Как-то стало не по себе. Озеро сверху выглядело плоским, от берегов мелким — камни торчали, кругом осыпи и никакого разлома, глубокого ущелья на первый взгляд, тут и быть не могло. Я взял вёсла, отгрёб к берегу, не доставая из воды спиннинга — леска оставалась натянутой и лишь вибрировала, разрезая воду.
Похоже, в Ледяном озере дна не было…
Смотав удочки и под сильным впечатлением пошёл в логово. У меня было шестьдесят метров тонкой и крепкой альпинистской верёвки, которую я взял с собой, чтоб использовать в качестве фала при погружении (вдруг что найду на дне, так привяжу и вытащу). На следующий день засунул в матерчатый мешочек увесистый камень, привязал к нему фал и рано утром отправился на озеро.
Верёвка ушла в воду за минуту и встала вертикально вниз, груз дна не достал.
Не веря своим глазам, я подёргал её, поводил по сторонам — камень висел свободным.
Кажется, все подводные работы можно было сворачивать, не начиная. В такой ямище канут бесследно не только ящики с золотом, но и пятиэтажный дом едва ли найдёшь. И я ни за что не полезу на такую глубину!
Вероятно, старший Редаков, спуская поклажу обоза, не удосужился проверить дно и отправил английский капитал в вечность.
Не доставая верёвки, сел на вёсла и неспешно погрёб к берегу, намереваясь таким способом подсечь борт подводного ущелья. Естественно, сидел спиной к берегу, пустив фал с кормы. Первый рывок был метров через сорок и не сильный, то есть, груз всё-таки достал дна. Второй последовал скоро и тут же корму накренило. Зацеп! Я бросил вёсла и взял верёвку. Выбрал её, насколько можно, натянув вертикально, глубина оказалась метров семнадцать и держало там крепко, чуть потянешь, лодка норовит на дыбы встать. Вроде бы и цепляться нечему, мешочек гладкий, камень круглый.
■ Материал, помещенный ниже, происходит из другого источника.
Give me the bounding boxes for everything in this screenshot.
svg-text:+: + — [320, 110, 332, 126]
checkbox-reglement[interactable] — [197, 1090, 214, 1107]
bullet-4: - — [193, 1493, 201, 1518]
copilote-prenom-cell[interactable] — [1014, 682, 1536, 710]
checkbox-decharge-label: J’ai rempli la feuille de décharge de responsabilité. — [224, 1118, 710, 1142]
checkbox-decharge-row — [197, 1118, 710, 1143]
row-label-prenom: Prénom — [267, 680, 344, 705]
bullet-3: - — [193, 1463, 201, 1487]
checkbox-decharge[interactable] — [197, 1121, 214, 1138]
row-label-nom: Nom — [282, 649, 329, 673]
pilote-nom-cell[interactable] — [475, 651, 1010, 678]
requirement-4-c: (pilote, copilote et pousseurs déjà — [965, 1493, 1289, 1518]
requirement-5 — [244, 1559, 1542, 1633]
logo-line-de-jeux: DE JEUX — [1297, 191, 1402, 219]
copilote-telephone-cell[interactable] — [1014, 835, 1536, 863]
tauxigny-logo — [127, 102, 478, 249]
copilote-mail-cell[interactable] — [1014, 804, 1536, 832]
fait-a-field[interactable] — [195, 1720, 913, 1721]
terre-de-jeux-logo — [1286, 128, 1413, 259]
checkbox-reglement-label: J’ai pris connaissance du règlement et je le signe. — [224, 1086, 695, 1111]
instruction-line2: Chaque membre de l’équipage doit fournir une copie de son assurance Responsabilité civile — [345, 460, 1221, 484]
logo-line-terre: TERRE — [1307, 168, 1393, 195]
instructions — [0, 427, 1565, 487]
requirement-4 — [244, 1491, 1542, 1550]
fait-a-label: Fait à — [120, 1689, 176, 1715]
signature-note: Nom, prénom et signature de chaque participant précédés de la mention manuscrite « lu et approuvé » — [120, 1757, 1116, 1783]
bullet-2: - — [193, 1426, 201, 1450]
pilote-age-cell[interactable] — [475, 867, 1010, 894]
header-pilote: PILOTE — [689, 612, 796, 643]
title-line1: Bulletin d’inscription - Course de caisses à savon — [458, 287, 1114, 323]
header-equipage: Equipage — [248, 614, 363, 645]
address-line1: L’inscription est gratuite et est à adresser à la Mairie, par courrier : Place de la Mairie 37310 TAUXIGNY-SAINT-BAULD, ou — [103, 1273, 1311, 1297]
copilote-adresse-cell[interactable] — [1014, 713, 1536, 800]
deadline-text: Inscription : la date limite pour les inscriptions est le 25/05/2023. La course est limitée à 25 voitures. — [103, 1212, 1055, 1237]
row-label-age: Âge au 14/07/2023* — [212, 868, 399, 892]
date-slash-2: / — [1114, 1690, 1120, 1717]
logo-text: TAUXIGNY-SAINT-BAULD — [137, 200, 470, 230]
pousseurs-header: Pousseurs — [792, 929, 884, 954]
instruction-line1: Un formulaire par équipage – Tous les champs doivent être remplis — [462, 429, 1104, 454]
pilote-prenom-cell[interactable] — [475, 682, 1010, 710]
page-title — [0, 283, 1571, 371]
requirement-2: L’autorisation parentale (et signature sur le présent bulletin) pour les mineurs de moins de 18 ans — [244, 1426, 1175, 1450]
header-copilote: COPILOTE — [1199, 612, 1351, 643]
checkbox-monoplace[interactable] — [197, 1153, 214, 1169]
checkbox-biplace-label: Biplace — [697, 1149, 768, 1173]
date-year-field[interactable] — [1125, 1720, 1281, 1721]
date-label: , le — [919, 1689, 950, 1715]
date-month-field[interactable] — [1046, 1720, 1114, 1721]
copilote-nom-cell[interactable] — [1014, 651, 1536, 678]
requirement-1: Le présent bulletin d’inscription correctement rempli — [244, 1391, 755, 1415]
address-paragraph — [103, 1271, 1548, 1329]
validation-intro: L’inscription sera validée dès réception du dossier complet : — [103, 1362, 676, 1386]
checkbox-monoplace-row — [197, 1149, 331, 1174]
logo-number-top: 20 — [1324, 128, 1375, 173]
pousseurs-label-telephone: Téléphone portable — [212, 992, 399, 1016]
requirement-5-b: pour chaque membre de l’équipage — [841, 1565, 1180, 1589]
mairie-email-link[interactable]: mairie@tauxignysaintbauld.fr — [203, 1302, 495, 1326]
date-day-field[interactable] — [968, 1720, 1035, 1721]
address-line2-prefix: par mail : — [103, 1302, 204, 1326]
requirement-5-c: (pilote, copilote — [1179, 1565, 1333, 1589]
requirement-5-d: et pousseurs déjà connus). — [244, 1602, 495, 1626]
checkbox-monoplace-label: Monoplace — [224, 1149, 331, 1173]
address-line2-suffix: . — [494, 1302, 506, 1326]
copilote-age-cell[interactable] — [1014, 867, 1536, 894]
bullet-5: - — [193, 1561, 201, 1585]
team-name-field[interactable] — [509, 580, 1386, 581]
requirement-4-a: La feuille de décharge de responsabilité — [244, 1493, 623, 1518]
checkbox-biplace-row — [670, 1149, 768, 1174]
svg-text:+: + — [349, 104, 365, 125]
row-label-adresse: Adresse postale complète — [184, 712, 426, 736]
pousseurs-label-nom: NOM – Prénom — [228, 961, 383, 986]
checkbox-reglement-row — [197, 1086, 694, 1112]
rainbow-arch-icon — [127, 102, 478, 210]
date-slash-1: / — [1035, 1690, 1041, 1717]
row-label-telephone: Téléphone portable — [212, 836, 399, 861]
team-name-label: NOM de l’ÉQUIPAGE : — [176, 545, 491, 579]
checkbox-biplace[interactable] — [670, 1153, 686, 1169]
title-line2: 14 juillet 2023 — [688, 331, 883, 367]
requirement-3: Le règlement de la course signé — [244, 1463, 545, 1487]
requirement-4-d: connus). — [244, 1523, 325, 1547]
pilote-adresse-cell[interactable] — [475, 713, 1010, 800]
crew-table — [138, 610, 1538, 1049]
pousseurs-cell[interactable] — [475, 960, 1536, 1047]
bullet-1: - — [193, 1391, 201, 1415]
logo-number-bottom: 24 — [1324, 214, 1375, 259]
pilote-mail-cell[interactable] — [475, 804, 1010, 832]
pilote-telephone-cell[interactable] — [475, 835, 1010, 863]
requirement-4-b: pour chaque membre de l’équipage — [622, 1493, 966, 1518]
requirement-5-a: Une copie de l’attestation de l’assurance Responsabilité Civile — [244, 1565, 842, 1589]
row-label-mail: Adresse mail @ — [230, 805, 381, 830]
Будь вода потеплее, акваланг бы да нырнуть, посмотреть, что за рыбка попалась…
Кроме удилища, использовать вместо буя было нечего. Привязывая его, я вдруг подумал, а может дед вот таким образом оставил метку, где валёк клюёт? Не в берег воткнул — на воде оставил удилище…
Тем временем лодку развернуло, и я увидел на берегу человека — первого за всё время, если не считать баядеру. Поднял бинокль — на камне сидит мужик в брезентушке, форменная фуражка и карабин СКС прислонён стволом к плечу. По виду, егерь — всё-таки Манарага с окрестностями входит в национальный парк Коми, должна быть охрана. Олешка предупреждал, дескать, ходят там егеря, но мужики простые, не жадные, бутылку поставь и хоть год живи, слова никто не скажет.
Этот курит, поджидает, играя ремешком полевой сумки. Бутылка у меня была, точнее, солдатская фляжка водки, а это восемьсот граммов, так что и себе ещё останется на растирание…
Я выпустил удилище, вставшее колом над водой, и взялся за вёсла. И тут мелькнула мысль перемахнуть озеро на лодке, а там успею уйти в развалы, пока он бежит по берегу. Но тот словно мысли прочитал, крикнул гулко:
— Давай, греби сюда! — приподнял карабин. — А то вода холодная, рано купаться.
— Не ори! — весело отозвался я. — Рыбу распугаешь. Егерь выстрелил от живота, пуля ударила в полутора метрах от лодки.
— Ты что, взбесился? — рука сама полезла в карман за кольтом.
— Выполняй требование!
Кольт я носил с собой в специально пришитом к поле штормовки кармане, под рукой и не выпадает, но за последнее время как-то расслабился, патрона в патроннике нет, а кто его знает, егерь это или бандюга, коль начинает сразу палить?
Уж не он ли тогда стрелял в меня?..
Лодку я развернул в обратную сторону и погрёб кормой вперёд — очень уж не хотелось ему спину подставлять, так и стоит с поднятым стволом, понять не может, куда я плыву. Наконец, разглядел куда, опустил карабин. Я остановился в нескольких саженях от берега: этот егерь в кирзовых сапогах, так что начерпает, если вздумает подойти.